By Keith Buckley, regional VP, Australia and New Zealand at Riverbed Technology. One hopes that with the promise of a New Year ahead we’ll have learned significant lessons from the 12 months prior. But sometimes lessons, no matter how well-documented or important they seem, aren’t learned by everyone and doom us to repeat the mistakes of the past. Case in point: you’d think after the Click Frenzy Fail back in 2012 that we’d have learned our lessons about expecting mass traffic on the net
work in times of online retail fervour. And while Click Frenzy has run extremely well since its opening pains, many sites are still struggling with increased – albeit surely expected – network demands.
With Australian gamers gripped by 8-bit nostalgia, late last year the website for a video games retailer went down when thousands of gamers visited the site looking to pre-order the much-hyped Mini NES – the retro mini-replica of the classic Nintendo Entertainment System. The flurry led to frustration among customers repeatedly asked to refresh their pages, which fans were no doubt doing en masse with the company advising only an “extremely limited” supply of the consoles was available for pre-order.
The retailer released a statement on Twitter, which said: “Despite juicing up our servers, our website just couldn’t cope with the record traffic of tens of thousands of enthusiastic gamers. We were running 45 servers, each with 32 CPUs, for a total of 1440 CPUs handling the website.
“On a normal Tuesday, we have about 500,000 page views. Yesterday we hit over 7,500,000.”
The upgrades to the servers weren’t enough in the end, although it wouldn’t be fair to single out one retailer as this is far from an isolated incident. Towards the end of last year, many Adele fans across the country were left waiting for the websites of two online ticketing providers to refresh to allow them to purchase tickets for her first Australian tour, leaving frustrated and anxious consumers to voice their displeasure on social media.
Are these two examples signs that we’re still working out the kinks in managing traffic, even when mass gridlock is to be expected?
We’d all like to hope it’s the former, because there are no signs that online sales are set to slow. According to the National Australia Bank’s (NAB) latest Online Retail Sales Index report, online spending increased 14.2 per cent over the 12 months to September 2016. And it’s not just the young digital natives shopping online: research commissioned by the NBN found that 59 per cent of grandparents surveyed have used the internet for shopping.
With that kind of traffic expected, retailers need to be prepared for the worst-case scenario when it comes to online sales. Expecting the worst means ramping up the network capabilities and capacity to cater for current and future demand – and for the random spike that well exceeds even the most bullish expectations.
Often, website failures are a result of several network performance issues, such as poor change management, denial of service attacks, or simply lack of capacity on the hosting platform. Click Frenzy realised this, and went with a more robust hosting service to help it stay online during the height of subsequent ‘frenzies’ post-2012.
But not every retailer can so easily switch hosting services. For those retailers, the IT department should regularly test the network and all the applications that connect to it, and establish a real-time view of the entire network so they can quickly identify and fix the causes of outages or slowdowns. If a company doesn’t have the monitoring and diagnostics in place to detect where the issues are, it can take much longer to resolve and get the website back online.

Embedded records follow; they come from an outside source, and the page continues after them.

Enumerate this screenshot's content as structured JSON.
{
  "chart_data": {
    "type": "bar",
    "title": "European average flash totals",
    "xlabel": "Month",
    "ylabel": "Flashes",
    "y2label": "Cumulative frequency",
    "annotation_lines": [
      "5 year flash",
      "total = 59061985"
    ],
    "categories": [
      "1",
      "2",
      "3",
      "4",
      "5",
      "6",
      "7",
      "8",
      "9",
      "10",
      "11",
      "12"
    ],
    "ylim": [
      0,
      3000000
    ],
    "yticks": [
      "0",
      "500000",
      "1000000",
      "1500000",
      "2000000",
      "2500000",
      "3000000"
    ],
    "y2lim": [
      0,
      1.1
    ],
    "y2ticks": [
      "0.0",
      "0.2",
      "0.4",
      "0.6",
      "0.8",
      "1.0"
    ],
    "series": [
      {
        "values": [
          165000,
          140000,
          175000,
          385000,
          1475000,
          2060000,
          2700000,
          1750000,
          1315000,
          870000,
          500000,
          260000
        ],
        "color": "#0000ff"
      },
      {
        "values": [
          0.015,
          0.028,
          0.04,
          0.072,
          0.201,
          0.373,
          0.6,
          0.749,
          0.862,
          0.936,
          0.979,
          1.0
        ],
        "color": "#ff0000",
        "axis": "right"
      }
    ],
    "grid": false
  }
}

Retailers need tools that can expose and diagnose bottlenecks before their users and customers feel the impact. This is especially important for companies with a hybrid IT infrastructure whereby applications are deployed in multiple data centres and accessed from various locations, increasing the complications around performance management.
Speed, reliability and ease of use are major priorities for shoppers. Keep in mind, too, that much of the traffic to retail e-commerce sites is likely to come from mobile devices, so the development of robust, sophisticated mobile apps is paramount.
But a lot of the issue comes down to a need for retailers to expect the unexpected. The website crash for the aforementioned games retailer, while small in the grand scheme of the online shopping world, shows that we can’t simply go off trend lines. It saw, per its statement, a fifteen-fold increase in its standard Tuesday traffic and while it did everything it could within its power to ramp up capability on its network, it wasn’t enough.
We need to expect gridlock when it comes to online traffic and go from there. Retailers cannot afford to simply expect a steady rise in traffic. They need to expect dramatic, unprecedented spikes, particularly when the marketing department launches new campaigns or a new, highly anticipated product hits the virtual shelves. The retailers that expect the unexpected will be ready in advance to re-allocate bandwidth and prepare additional servers as necessary.
The ones that haven’t made network health a priority, need to. The upward trend to online shopping is not set to cease anytime soon so the networks need to stay well ahead of that line. The unexpected spike in traffic may cripple the network and lead to an unhappy customer base, one that may be reluctant to return when they can simply click a mouse and visit a competitor. Thus, knowing what’s happening on the network is critical not only to being able to see and predict bottlenecks, but fixing the issues when they do occur so the website is back online in no time – so those customers don’t have reason to shop elsewhere.